Commercial property transactions in central London reached £2.9bn for November, which has boosted the year-to-date figures to £15.4bn.The current total for "under offers" is £3.8bn and there are other major deals in the pipeline, suggesting that 2014 is due to become one of the most active years on record.
These figures include all commercial property investment transactions, but exclude hotels. It indicates an increase in speed of deals from October’s figure of £1.2bn, but the overall 2014 figure may be below the record of £22.4bn which was set in 2013.
The biggest deal during November was the purchase of 30 St Mary Axe, EC3, by the Safra family at £725m. Northacre purchased the Metropolitan Police headquarters located at 10 Broadway, SW1 for £350m. Eight lots were transacted during last month to a value of £100m plus. Three out of four £100m plus transactions were concluded off-market, indicating a continued shortage of high-value stock on the market.
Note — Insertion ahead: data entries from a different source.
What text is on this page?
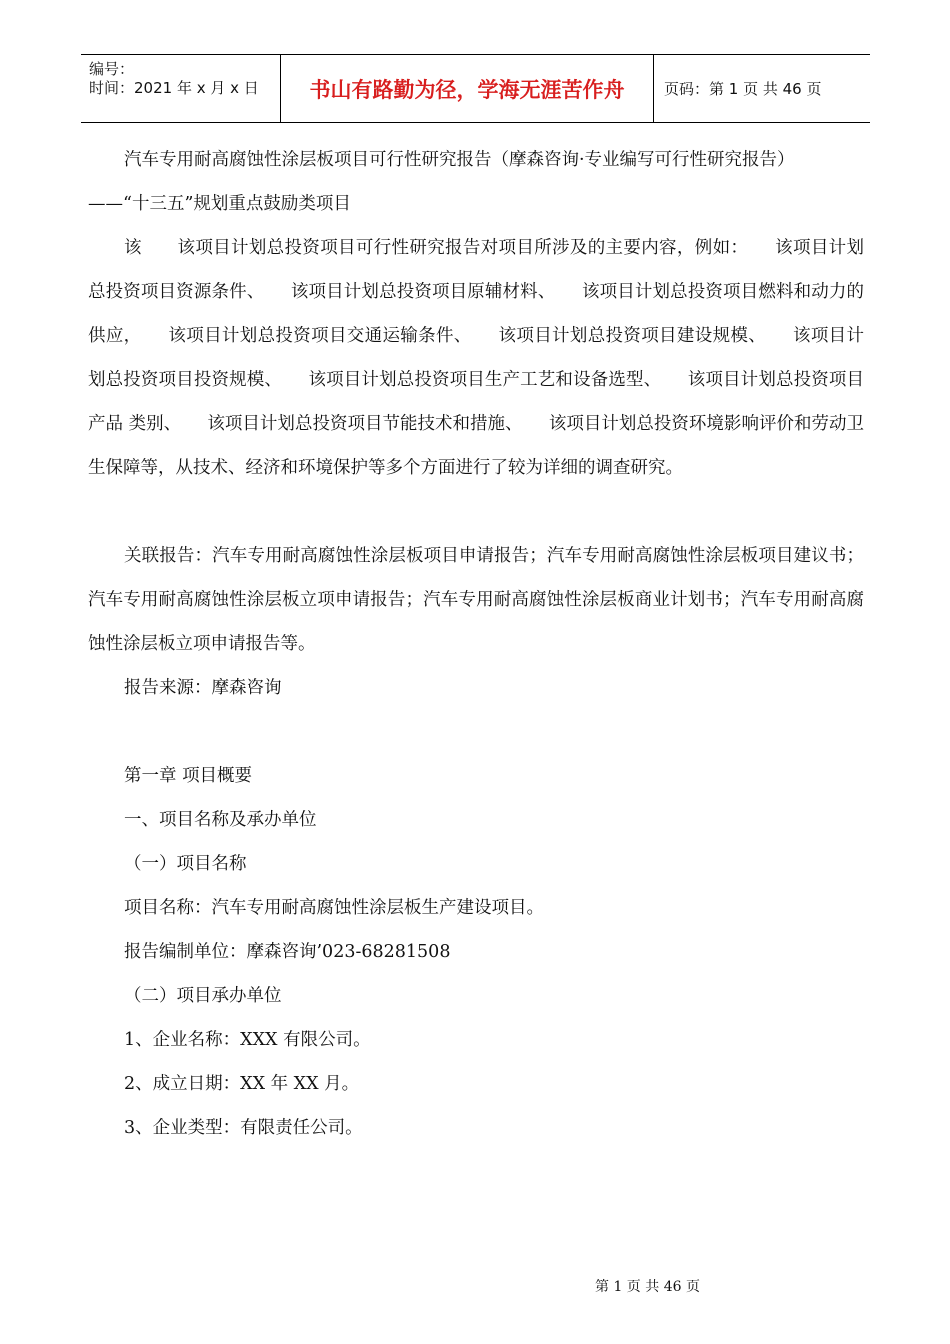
编号：
时间：2021 年 x 月 x 日	书山有路勤为径，学海无涯苦作舟	页码：第 1 页 共 46 页

汽车专用耐高腐蚀性涂层板项目可行性研究报告（摩森咨询·专业编写可行性研究报告）

——“十三五”规划重点鼓励类项目

该　　该项目计划总投资项目可行性研究报告对项目所涉及的主要内容，例如：　　该项目计划总投资项目资源条件、　　该项目计划总投资项目原辅材料、　　该项目计划总投资项目燃料和动力的供应，　　该项目计划总投资项目交通运输条件、　　该项目计划总投资项目建设规模、　　该项目计划总投资项目投资规模、　　该项目计划总投资项目生产工艺和设备选型、　　该项目计划总投资项目产品 类别、　　该项目计划总投资项目节能技术和措施、　　该项目计划总投资环境影响评价和劳动卫生保障等，从技术、经济和环境保护等多个方面进行了较为详细的调查研究。

关联报告：汽车专用耐高腐蚀性涂层板项目申请报告；汽车专用耐高腐蚀性涂层板项目建议书；汽车专用耐高腐蚀性涂层板立项申请报告；汽车专用耐高腐蚀性涂层板商业计划书；汽车专用耐高腐蚀性涂层板立项申请报告等。

报告来源：摩森咨询

第一章 项目概要

一、项目名称及承办单位

（一）项目名称

项目名称：汽车专用耐高腐蚀性涂层板生产建设项目。

报告编制单位：摩森咨询’023-68281508

（二）项目承办单位

1、企业名称：XXX 有限公司。

2、成立日期：XX 年 XX 月。

3、企业类型：有限责任公司。

第 1 页 共 46 页
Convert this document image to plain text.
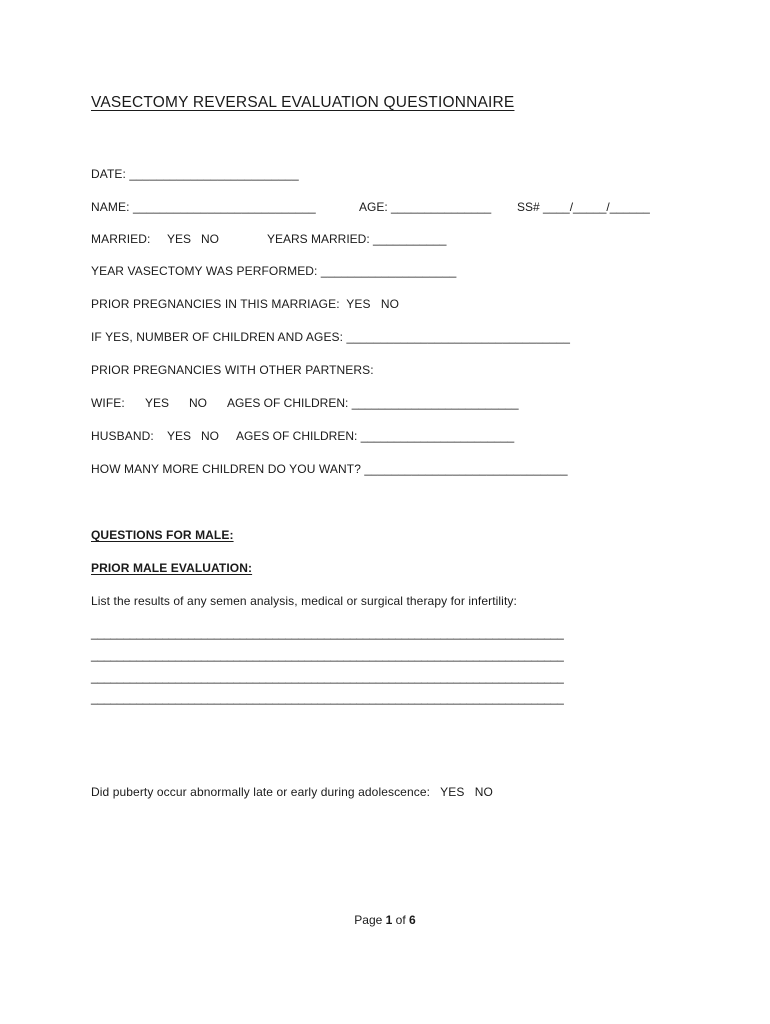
VASECTOMY REVERSAL EVALUATION QUESTIONNAIRE
DATE: _________________________
NAME: ___________________________	AGE: _______________ SS# ____/_____/______
MARRIED: YES   NO	YEARS MARRIED: ___________
YEAR VASECTOMY WAS PERFORMED: ____________________
PRIOR PREGNANCIES IN THIS MARRIAGE:  YES   NO
IF YES, NUMBER OF CHILDREN AND AGES: _________________________________
PRIOR PREGNANCIES WITH OTHER PARTNERS:
WIFE: YES      NO AGES OF CHILDREN: _________________________
HUSBAND: YES   NO AGES OF CHILDREN: _______________________
HOW MANY MORE CHILDREN DO YOU WANT? ______________________________
QUESTIONS FOR MALE:
PRIOR MALE EVALUATION:
List the results of any semen analysis, medical or surgical therapy for infertility:
_________________________________________________________________________
_________________________________________________________________________
_________________________________________________________________________
_________________________________________________________________________
Did puberty occur abnormally late or early during adolescence:   YES   NO
Page 1 of 6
DTZ Research is indicating a record £89bn being targeted toward European commercial property, with one third, or £28bn, being targeted at the UK. There is a strong demand for core assets in London from both private and institutional investors. Investors seeking prime assets above £200m have very few options to consider in Europe which offer the liquidity and size within central London.
London still offers excellent investment prospects for those seeking income growth, with submarkets experiencing double-digit growth in rentals during the current year. It is expected that City rental growth will reach double digits during next year, which may exceed West End growth during 2015. Record rents have been achieved in King’s Cross and the City of London these past few months. The global oil company, Trafigura, is said to be locked in talks to secure space at 30 Berkeley Square at a price nearing £150 per sq ft, which, if achieved, would set a record for the highest office rent ever to be paid within the UK.